“If you go on with this nuclear arms race, all you are going to do is make the rubble bounce,” warned Winston Churchill. That was in 1952, just two years after America tested the first hydrogen bomb, and five years before the United States deployed the first ICBM.
So what would Churchill make of America’s and Russia’s plans to build new missiles? Probably have a snifter of brandy and mutter about how silly the whole thing is.
Russia is deploying its new RS-28 Sarmat ICBM, a hundred-ton, twelve-warhead behemoth which makes America’s thirty-nine-ton Minuteman ICBM look like a rocket-propelled toothpick.
Meanwhile, the United States is also joining the new missile race with its Ground-Based Strategic Deterrent (GBSD), a replacement for its fifty-year-old force of Minuteman ICBMs. Estimated to cost at least $85 billion, the Pentagon says GBSD is needed because the U.S. land-based ICBM infrastructure dates back to the mid-1960s, while even the current Minuteman III missile was first deployed in 1970.
This is great news for defense contractors, east and west. But what do America and Russia—and their respective citizens—really get out of this spending spree?
Russian media boasts that the Sarmat is more accurate than its predecessors, and is “capable of wiping out parts of the Earth the size of Texas or France.”
Yet since American missiles are equally capable of wiping out parts of the Earth the size of Moscow or St. Petersburg, what advantage does Russia gain? If the goal is to deter an American attack, the old ICBMs will work as well as the new ones.
And if the goal is to develop a first-strike capability to destroy American missiles before they can be launched? Even if you choose to cast Putin as some kind of Cold War villain who rubs his hands in maniacal glee as he contemplates launching a surprise attack on the unsuspecting amerikantsy, he would have to be certain of destroying enough of America’s 450 Minuteman ICBMs in their hardened silos—not to mention nuclear submarines and bombers—that no counterstrike could be launched. Can you imagine Putin or any Russian leader taking a chance that his nation won’t be reduced to the level of Mad Max or the medieval Duchy of Muscovy?
Interestingly, Russian media reports that “Sarmat warheads will have an array of advanced antimissile countermeasures meant to penetrate the US ABM [antiballistic missile] shield.” Which suggests that the new missile may be aimed at penetrating American missile defenses, or at least signaling that Moscow has the capability to do so. But the fact is that the U.S. Ballistic Missile Defense System is only designed to stop a limited ICBM barrage from small nations like North Korea and Iran, not an all-out Russian strike. Ironically, Moscow has more faith in U.S. missile defense than the Government Accountability Office and other critics, who point to numerous flaws that quite possibly will render the system ineffective.

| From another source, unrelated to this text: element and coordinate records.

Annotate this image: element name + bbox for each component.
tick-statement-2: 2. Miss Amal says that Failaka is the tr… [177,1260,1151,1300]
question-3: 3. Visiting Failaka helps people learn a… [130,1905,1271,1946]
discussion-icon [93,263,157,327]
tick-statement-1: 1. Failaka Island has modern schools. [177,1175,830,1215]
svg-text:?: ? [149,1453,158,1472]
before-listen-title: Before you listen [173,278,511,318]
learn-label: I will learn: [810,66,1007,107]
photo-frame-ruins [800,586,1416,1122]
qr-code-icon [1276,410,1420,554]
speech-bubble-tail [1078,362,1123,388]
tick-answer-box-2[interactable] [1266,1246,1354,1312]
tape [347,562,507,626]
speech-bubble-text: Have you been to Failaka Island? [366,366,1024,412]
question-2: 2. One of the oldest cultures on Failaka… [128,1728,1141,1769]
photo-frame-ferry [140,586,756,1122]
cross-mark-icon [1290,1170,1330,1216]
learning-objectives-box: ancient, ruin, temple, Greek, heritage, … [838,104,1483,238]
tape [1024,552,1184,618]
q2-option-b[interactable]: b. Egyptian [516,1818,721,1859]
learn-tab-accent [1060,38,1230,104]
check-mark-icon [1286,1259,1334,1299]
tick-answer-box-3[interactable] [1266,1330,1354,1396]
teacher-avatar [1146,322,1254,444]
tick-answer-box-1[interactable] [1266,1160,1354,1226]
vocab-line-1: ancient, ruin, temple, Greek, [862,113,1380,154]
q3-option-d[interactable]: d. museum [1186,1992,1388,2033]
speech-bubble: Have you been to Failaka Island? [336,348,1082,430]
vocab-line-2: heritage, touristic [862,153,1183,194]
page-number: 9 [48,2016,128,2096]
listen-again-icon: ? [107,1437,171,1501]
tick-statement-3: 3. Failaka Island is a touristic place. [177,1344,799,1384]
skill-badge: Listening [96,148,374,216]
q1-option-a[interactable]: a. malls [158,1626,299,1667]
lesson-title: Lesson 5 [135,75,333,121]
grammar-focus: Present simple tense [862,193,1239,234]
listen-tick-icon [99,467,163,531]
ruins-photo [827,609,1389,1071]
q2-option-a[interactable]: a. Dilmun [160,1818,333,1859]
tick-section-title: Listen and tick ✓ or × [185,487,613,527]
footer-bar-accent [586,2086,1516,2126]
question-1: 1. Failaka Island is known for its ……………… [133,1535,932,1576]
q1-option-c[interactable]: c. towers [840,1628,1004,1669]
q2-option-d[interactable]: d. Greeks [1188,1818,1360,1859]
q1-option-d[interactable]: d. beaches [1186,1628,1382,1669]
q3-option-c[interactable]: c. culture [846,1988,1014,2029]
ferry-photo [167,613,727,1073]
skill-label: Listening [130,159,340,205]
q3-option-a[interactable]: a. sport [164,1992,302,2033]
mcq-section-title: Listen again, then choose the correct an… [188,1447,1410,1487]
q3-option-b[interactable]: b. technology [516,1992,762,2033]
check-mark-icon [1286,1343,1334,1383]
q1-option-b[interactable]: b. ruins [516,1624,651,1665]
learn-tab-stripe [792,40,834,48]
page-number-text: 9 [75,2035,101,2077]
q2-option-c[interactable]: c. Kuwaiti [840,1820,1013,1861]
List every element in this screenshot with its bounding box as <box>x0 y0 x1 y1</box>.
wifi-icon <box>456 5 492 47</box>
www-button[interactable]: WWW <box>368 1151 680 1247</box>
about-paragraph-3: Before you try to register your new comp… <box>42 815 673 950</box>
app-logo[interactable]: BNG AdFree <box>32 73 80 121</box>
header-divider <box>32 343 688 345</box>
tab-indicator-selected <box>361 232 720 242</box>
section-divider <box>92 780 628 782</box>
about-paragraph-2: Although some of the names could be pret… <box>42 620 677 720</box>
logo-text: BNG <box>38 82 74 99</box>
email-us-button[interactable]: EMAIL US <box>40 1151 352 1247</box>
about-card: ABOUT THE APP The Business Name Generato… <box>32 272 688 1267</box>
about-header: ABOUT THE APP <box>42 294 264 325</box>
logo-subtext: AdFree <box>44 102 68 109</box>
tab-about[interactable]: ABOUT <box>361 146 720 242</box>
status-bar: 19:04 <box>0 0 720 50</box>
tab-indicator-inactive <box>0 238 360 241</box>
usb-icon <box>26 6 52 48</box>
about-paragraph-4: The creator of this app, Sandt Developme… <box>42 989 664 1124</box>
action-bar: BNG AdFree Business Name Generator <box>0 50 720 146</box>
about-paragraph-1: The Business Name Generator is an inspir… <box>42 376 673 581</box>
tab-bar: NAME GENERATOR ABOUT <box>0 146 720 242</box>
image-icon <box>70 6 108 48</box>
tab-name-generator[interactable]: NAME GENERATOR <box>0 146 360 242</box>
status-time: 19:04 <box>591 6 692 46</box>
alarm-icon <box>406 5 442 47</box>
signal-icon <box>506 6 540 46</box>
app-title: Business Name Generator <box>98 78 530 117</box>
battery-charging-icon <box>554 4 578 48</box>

It is equally hard to see how GBSD will enhance American security. The Air Force says the Minuteman III force is becoming too vulnerable to attack. But if Russia were to contemplate launching a nuclear strike upon the United States, it seems unlikely that the age of U.S. ICBMs would make a difference. As for a rogue state like North Korea, they will launch a missile at the United States for their own reasons, and not because it will be a Minuteman or a GBSD that will turn the Hermit Kingdom into radioactive slag.
What does make more sense is the obsolescence issue for missiles that date back to the Nixon and Brezhnev era. The Sarmat is supposed to replace Russia’s aging 1970s RS-36M2 missiles. Think it’s hard to get parts for a fifty-year-old car or refrigerator, or MS-DOS software to play on your Windows 10 computer? The U.S. ICBM force was built with a lot of custom parts that aren’t built anymore. Notoriously, a special wrench was needed to install nuclear warheads on America’s 450 Minuteman III missiles: there was only one tool kit that had the wrench, which had to be FedExed from base to base.
So, perhaps it was inevitable that new missiles would be needed once the old ones became unreliable or too expensive to maintain. Nonetheless, there are promising technologies other than big, silo-based ICBMs, such as hypersonic weapons. Meanwhile, China is buffing its conventional military capabilities in the Pacific. Russia is waging a hybrid mixture of conventional and unconventional warfare, and American troops on the ground still face IEDs and insurgents. Is a new ICBM what America now needs to spend tens of billions of dollars on?